The variation in behaviour between knees, and dependence on specific joint shape and orientation, highlights that care should be taken when comparing modelling outcomes with previous published studies as a validation or verification process. As such, a “valid” comparison of modelling outcomes with single values from the literature is likely to be related to coincidence in reproducing with one shape what was obtained with another shape. However, a comparison with a range of values from the literature is likely to create an artificially large target for model validation. The confidence in validation processes for image-based models would be increased by comparing modelling outcomes directly with experimental outcomes of the same joints. Similarly, interpreting results of studies with a single image-based model should be done cautiously as the mechanical role of the meniscus may be quite different from one knee to another. In particular, clinical interpretation of modelling studies using single geometries should be avoided.

The findings of this sensitivity study have significant consequences when developing models through an inverse modelling analysis used for calibration of material parameters (e.g. De Rosa et al. 2022; Elmukashfi et al. 2022; Long et al. 2022). Unless specimen-specific knee models can be developed and compared to their corresponding experimental data, the calibration of material parameters to replicate average experimental data is likely to reflect the variance in knee geometry as much as it is to reflect the variance in material behaviour. This is especially true if measuring only contact behaviour or when there are uncertainties in the meniscus geometry or the knee alignment.

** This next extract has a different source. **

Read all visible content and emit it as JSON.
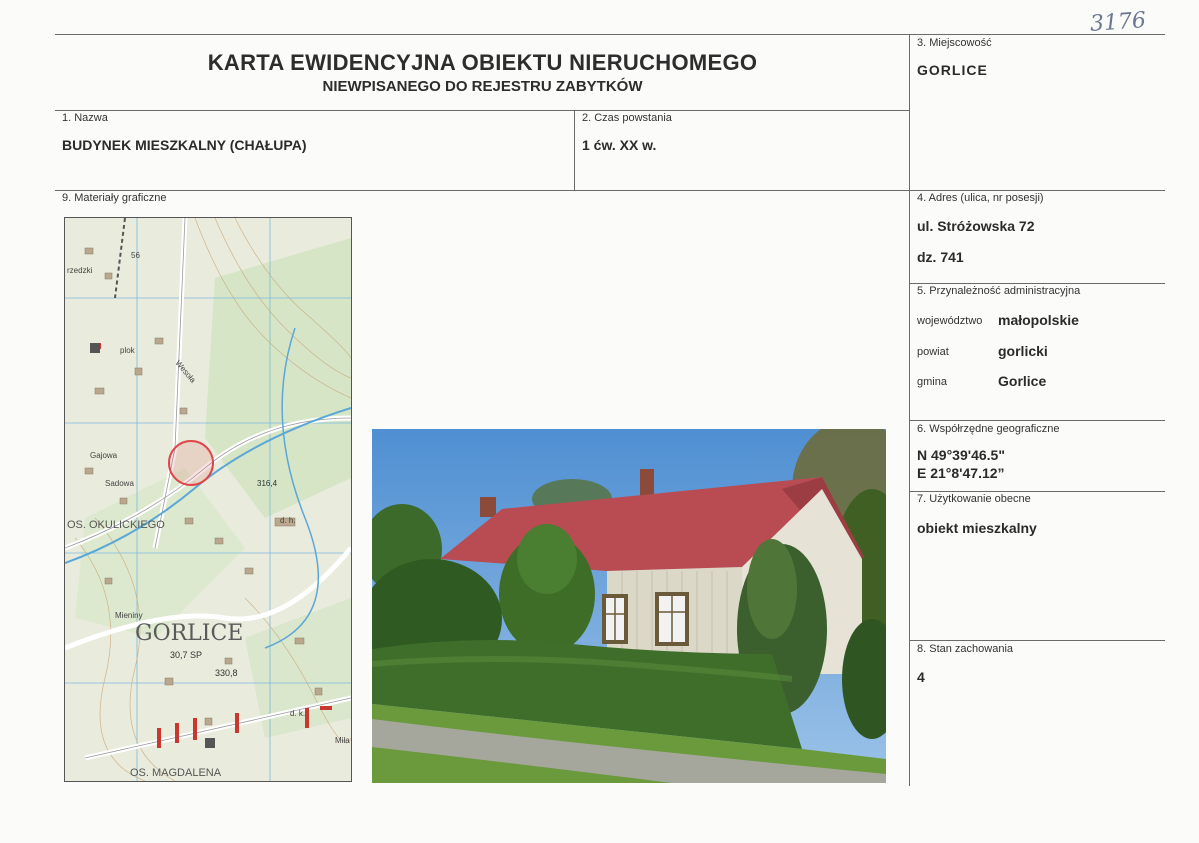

The calibration of material parameters would benefit from local displacement information, where possible obtained close to the transition between the meniscus tissue and the ligamentous tissue of its horns, as well as in the area where the meniscus is expected to move the most, which depends on the type of loads. Displacements close to the horns can be used to verify or calibrate computational assumptions related to the meniscus anchorage to the tibia whereas maximum displacement values can be related to the material parameters.

The findings also provide an insight into the sources of variability in contact mechanics of the tibiofemoral joint. They confirm that meniscus shape is a major contributing factor in contact mechanics even when the kinematics are highly constrained (Meakin et al. 2013 and Haut Donahue et al. 2004) and therefore that alterations to meniscus shape following trauma or intervention are likely to cause changes to the contact mechanics of the knee and cartilage damage (Makris et al. 2011; Zhang et al. 2014; Ghouri et al. 2022). They also suggest that differences in meniscus health which would cause only a change of meniscus elasticity may lead to measurable changes in the force distribution between condyles and in the local displacement of the meniscus but generally cause little changes in contact area. Finally, they suggest that disruptions to the meniscal attachments to the tibia are unlikely to be translated in contact mechanics changes when the joint is constrained.

5 Conclusion

Through a systematic sensitivity analysis, this work demonstrated the importance of the meniscus shape and joint alignment for modelling knee contact mechanics and meniscus kinematics, over that of the material parameters used for the meniscus or the assumptions made for root attachments, the latter having a slight effect on meniscus kinematics.

As such, when developing specimen-specific models for predicting global knee behaviour, the knee geometry needs to be specific to the specimen while generic material properties may be sufficient. It also means that, when calibrating computational model material parameters on experimental data, not only is it better to use data obtained for the specific knee, but also local displacement information is necessary.